“Le ragioni storiche, politiche e partitiche che portarono alla divisione tra i sindacati italiani non esistono più. Oggi possiamo avviare un nuovo processo di unità tra Cgil, Cisl e Uil”. Questo concetto è stato espresso da Maurizio Landini, segretario generale della Cgil, il primo maggio, prima in una lunga intervista Repubblica intitolata «Un solo sindacato per il lavoro» e poi in un comizio a piazza Maggiore a Bologna.
Innanzitutto, è curioso notare come l’appello alla riunificazione delle sigle sindacali venga dalla Cgil, il sindacato che più di tutti negli ultimi anni – si vedano i contrasti sull’articolo 18 o il caso Pomigliano – ha nuotato contro la corrente che spingeva verso l’unità del fronte sindacale. Spesso la più antica delle tre principali sigle si è arroccata in uno splendido isolamento, rinunciando al confronto tra le parti sociali.
Per alcuni versi, è logico concordare con Landini: è un fatto storico e partitico acclarato che i tre grandi partiti – comunista, socialista e democristiano che nel 1948 guidarono la scissione della Cgil unitaria – non esistano più. È altrettanto ovvio che le ragioni dietro all’appello di Landini siano politiche: in un momento di devastante crisi del sindacato, il segretario della Cgil cerca di concentrare intorno alla sua sigla tutte le forze disponibili.
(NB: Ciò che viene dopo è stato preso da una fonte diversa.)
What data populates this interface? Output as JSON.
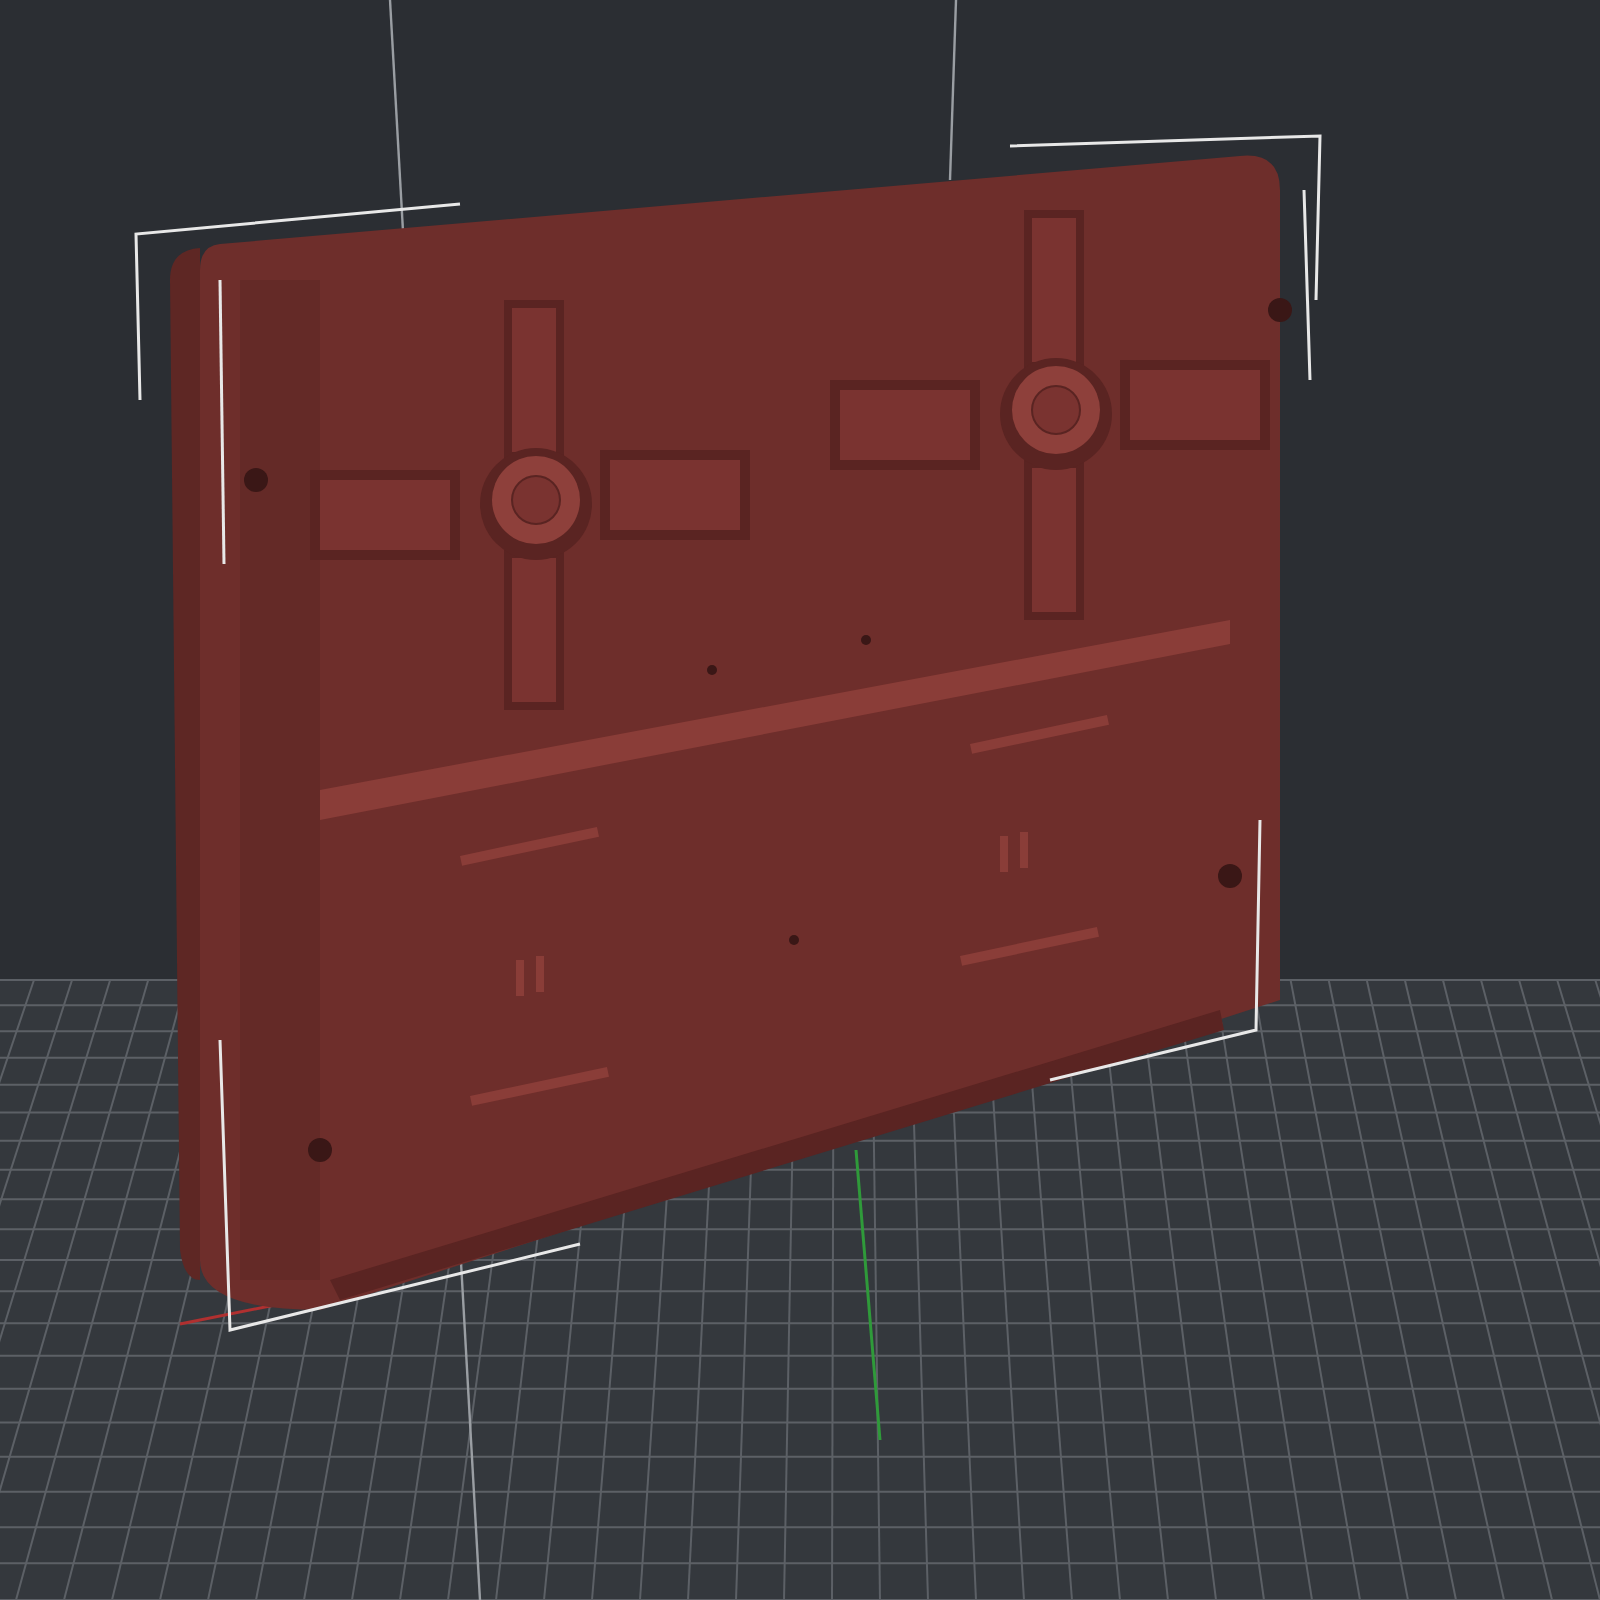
{
  "viewport": {
    "model_selected": true
  }
}
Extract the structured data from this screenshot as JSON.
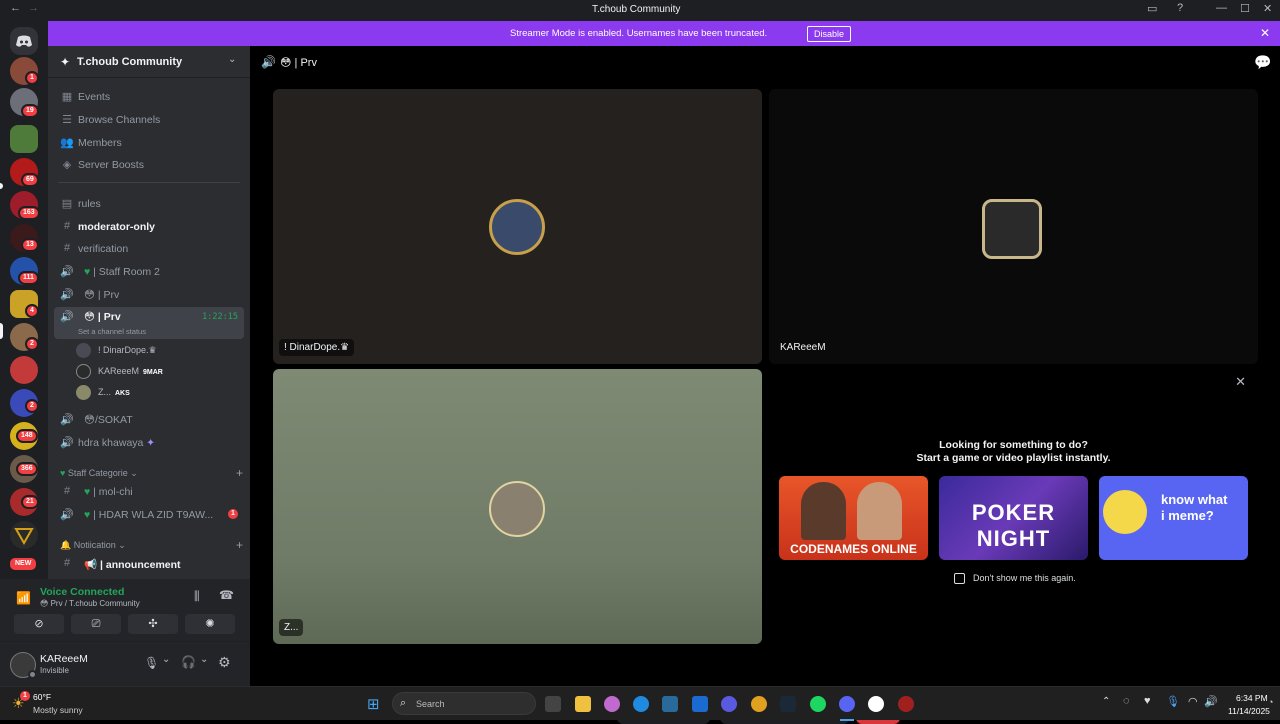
{
  "window": {
    "title": "T.choub Community"
  },
  "servers": {
    "badges": [
      "1",
      "19",
      "69",
      "163",
      "13",
      "111",
      "4",
      "2",
      "2",
      "148",
      "366",
      "21",
      "NEW"
    ]
  },
  "banner": {
    "message": "Streamer Mode is enabled. Usernames have been truncated.",
    "button": "Disable"
  },
  "guild": {
    "name": "T.choub Community"
  },
  "nav_items": [
    "Events",
    "Browse Channels",
    "Members",
    "Server Boosts"
  ],
  "channels": {
    "rules": "rules",
    "moderator": "moderator-only",
    "verification": "verification",
    "staff_room": "| Staff Room 2",
    "prv1": "| Prv",
    "prv2": "| Prv",
    "prv2_timer": "1:22:15",
    "prv2_status": "Set a channel status",
    "sokat": "/SOKAT",
    "hdra": "hdra khawaya",
    "cat_staff": "Staff Categorie",
    "mol_chi": "| mol-chi",
    "hdar": "| HDAR WLA ZID T9AW...",
    "hdar_badge": "1",
    "cat_notif": "Notiication",
    "announcement": "| announcement"
  },
  "voice_users": [
    {
      "name": "! DinarDope.♛",
      "tag": ""
    },
    {
      "name": "KAReeeM",
      "tag": "9MAR"
    },
    {
      "name": "Z...",
      "tag": "AKS"
    }
  ],
  "voice_panel": {
    "status": "Voice Connected",
    "channel": "Prv / T.choub Community"
  },
  "user": {
    "name": "KAReeeM",
    "status": "Invisible"
  },
  "header": {
    "channel": "| Prv"
  },
  "tiles": {
    "t1": "! DinarDope.♛",
    "t2": "KAReeeM",
    "t3": "Z..."
  },
  "activity": {
    "title1": "Looking for something to do?",
    "title2": "Start a game or video playlist instantly.",
    "games": [
      "CODENAMES ONLINE",
      "POKER NIGHT",
      "know what i meme?"
    ],
    "checkbox": "Don't show me this again."
  },
  "taskbar": {
    "temp": "60°F",
    "weather": "Mostly sunny",
    "search": "Search",
    "time": "6:34 PM",
    "date": "11/14/2025",
    "weather_badge": "1"
  },
  "colors": {
    "accent": "#8c3af0",
    "green": "#23a55a",
    "red": "#da373c",
    "blurple": "#5865f2"
  }
}
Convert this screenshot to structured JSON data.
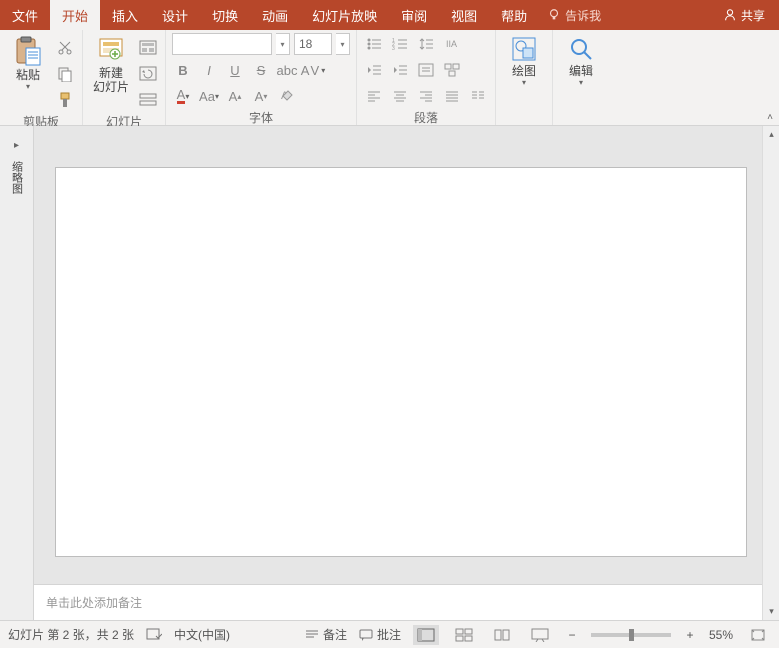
{
  "tabs": {
    "file": "文件",
    "home": "开始",
    "insert": "插入",
    "design": "设计",
    "transition": "切换",
    "animation": "动画",
    "slideshow": "幻灯片放映",
    "review": "审阅",
    "view": "视图",
    "help": "帮助",
    "tellme": "告诉我",
    "share": "共享"
  },
  "ribbon": {
    "clipboard": {
      "paste": "粘贴",
      "label": "剪贴板"
    },
    "slides": {
      "newslide1": "新建",
      "newslide2": "幻灯片",
      "label": "幻灯片"
    },
    "font": {
      "size": "18",
      "label": "字体"
    },
    "paragraph": {
      "label": "段落"
    },
    "drawing": {
      "draw": "绘图",
      "label": ""
    },
    "editing": {
      "edit": "编辑",
      "label": ""
    }
  },
  "side": {
    "thumbnails": "缩略图"
  },
  "notes": {
    "placeholder": "单击此处添加备注"
  },
  "status": {
    "slideinfo": "幻灯片 第 2 张，共 2 张",
    "lang": "中文(中国)",
    "notes": "备注",
    "comments": "批注",
    "zoom": "55%"
  }
}
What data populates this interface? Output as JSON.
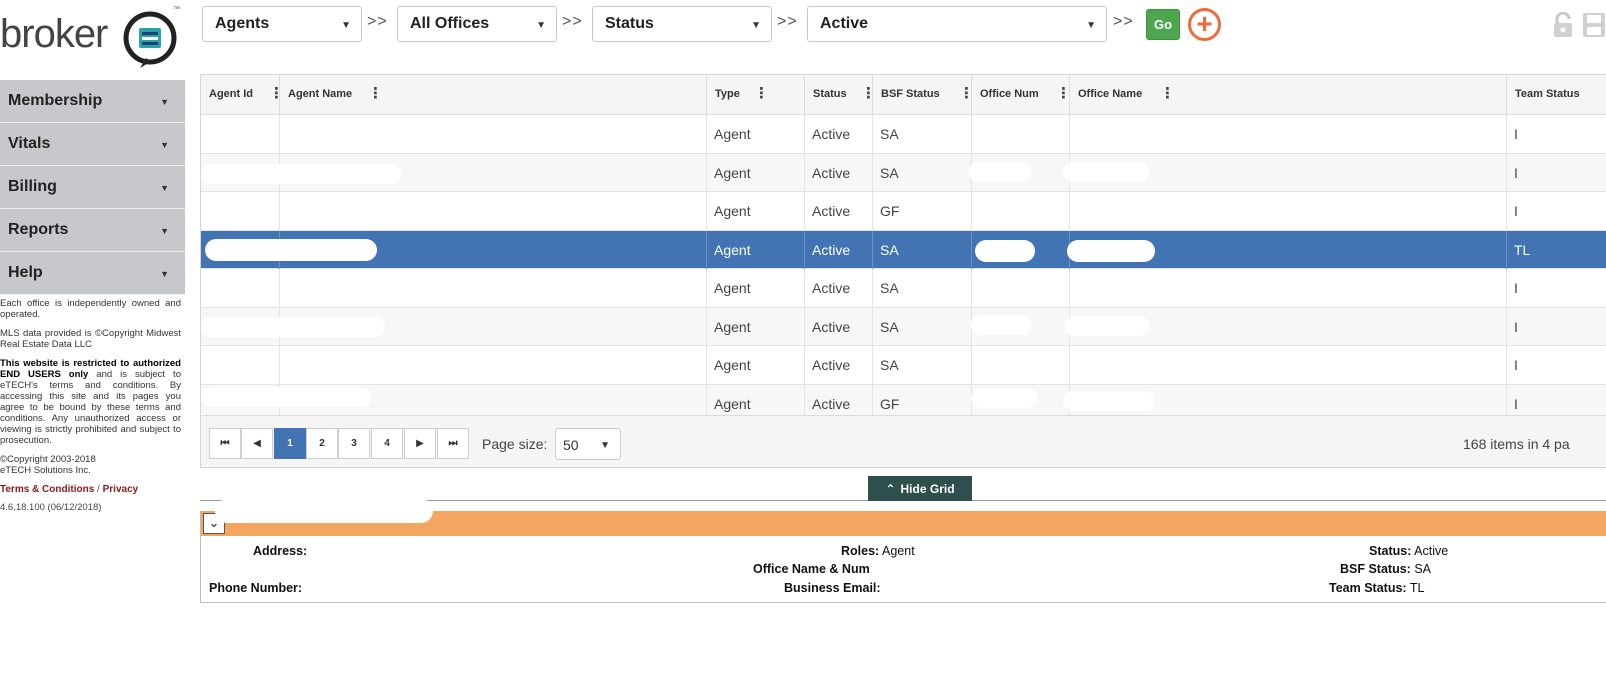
{
  "logo": {
    "text": "broker",
    "tm": "™"
  },
  "filters": {
    "select1": "Agents",
    "select2": "All Offices",
    "select3": "Status",
    "select4": "Active",
    "separator": ">>",
    "go_label": "Go",
    "add_label": "+"
  },
  "sidebar": {
    "items": [
      {
        "label": "Membership"
      },
      {
        "label": "Vitals"
      },
      {
        "label": "Billing"
      },
      {
        "label": "Reports"
      },
      {
        "label": "Help"
      }
    ],
    "note1": "Each office is independently owned and operated.",
    "note2": "MLS data provided is ©Copyright Midwest Real Estate Data LLC",
    "note3_bold": "This website is restricted to authorized END USERS only",
    "note3_rest": " and is subject to eTECH's terms and conditions. By accessing this site and its pages you agree to be bound by these terms and conditions. Any unauthorized access or viewing is strictly prohibited and subject to prosecution.",
    "copyright1": "©Copyright 2003-2018",
    "copyright2": "eTECH Solutions Inc.",
    "terms_link": "Terms & Conditions",
    "link_sep": "/",
    "privacy_link": "Privacy",
    "version": "4.6.18.100 (06/12/2018)"
  },
  "grid": {
    "columns": [
      "Agent Id",
      "Agent Name",
      "Type",
      "Status",
      "BSF Status",
      "Office Num",
      "Office Name",
      "Team Status"
    ],
    "rows": [
      {
        "type": "Agent",
        "status": "Active",
        "bsf": "SA",
        "team": "I"
      },
      {
        "type": "Agent",
        "status": "Active",
        "bsf": "SA",
        "team": "I"
      },
      {
        "type": "Agent",
        "status": "Active",
        "bsf": "GF",
        "team": "I"
      },
      {
        "type": "Agent",
        "status": "Active",
        "bsf": "SA",
        "team": "TL"
      },
      {
        "type": "Agent",
        "status": "Active",
        "bsf": "SA",
        "team": "I"
      },
      {
        "type": "Agent",
        "status": "Active",
        "bsf": "SA",
        "team": "I"
      },
      {
        "type": "Agent",
        "status": "Active",
        "bsf": "SA",
        "team": "I"
      },
      {
        "type": "Agent",
        "status": "Active",
        "bsf": "GF",
        "team": "I"
      }
    ]
  },
  "pager": {
    "first": "⏮",
    "prev": "◀",
    "pages": [
      "1",
      "2",
      "3",
      "4"
    ],
    "next": "▶",
    "last": "⏭",
    "size_label": "Page size:",
    "size_value": "50",
    "info": "168 items in 4 pa"
  },
  "hide_grid": {
    "label": "Hide Grid"
  },
  "detail": {
    "toggle": "⌄",
    "address_label": "Address:",
    "phone_label": "Phone Number:",
    "roles_label": "Roles:",
    "roles_value": "Agent",
    "office_label": "Office Name & Num",
    "business_email_label": "Business Email:",
    "status_label": "Status:",
    "status_value": "Active",
    "bsf_label": "BSF Status:",
    "bsf_value": "SA",
    "team_label": "Team Status:",
    "team_value": "TL"
  }
}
Per uscire dal terreno caro a monsieur de Lapalisse, occorre però andare oltre alle ovvie constatazioni «storiche, politiche e partitiche» per cercare di comprendere – e quindi porre un primo tassello per la soluzione – della crisi della rappresentanza nel nostro paese. Il motivo dell’allentamento della presa da parte del sindacato sulla nostra società ha una profonda motivazione culturale: oggi i lavoratori non condividono più l’impianto generale proposto dal sindacato in tema di lavoro. Nel 1948 c’erano tre livelli piramidali: operaio, intermedio e dirigente, l’azienda tipo aveva 1000 dipendenti, 50 quadri, 6 dirigenti. Era dunque più semplice organizzare in maniera collettiva un’impresa. Oggi è difficile per il sindacato a livello locale – figuriamoci in quello nazionale – unire laddove esiste un incredibile frazionamento nell’organigramma d’impresa e nelle dinamiche contrattuali. Questo frazionamento altro non è che lo specchio di ciò che accade nella società civile.
Non servono slogan elettorali ma regole chiare, visione del quadro d’insieme e progettazione affinché le parti sociali tornino ad essere i driver delle riforme sociali nel nostro paese. In sostanza, non serve un sindacato unico ma un’unica visione del mondo del lavoro!
Chiudo con una domanda provocatoria: ma come possono essere “diversi” gli interessi dei lavoratori, come può tale diversità addirittura frazionare il “Sindacato”?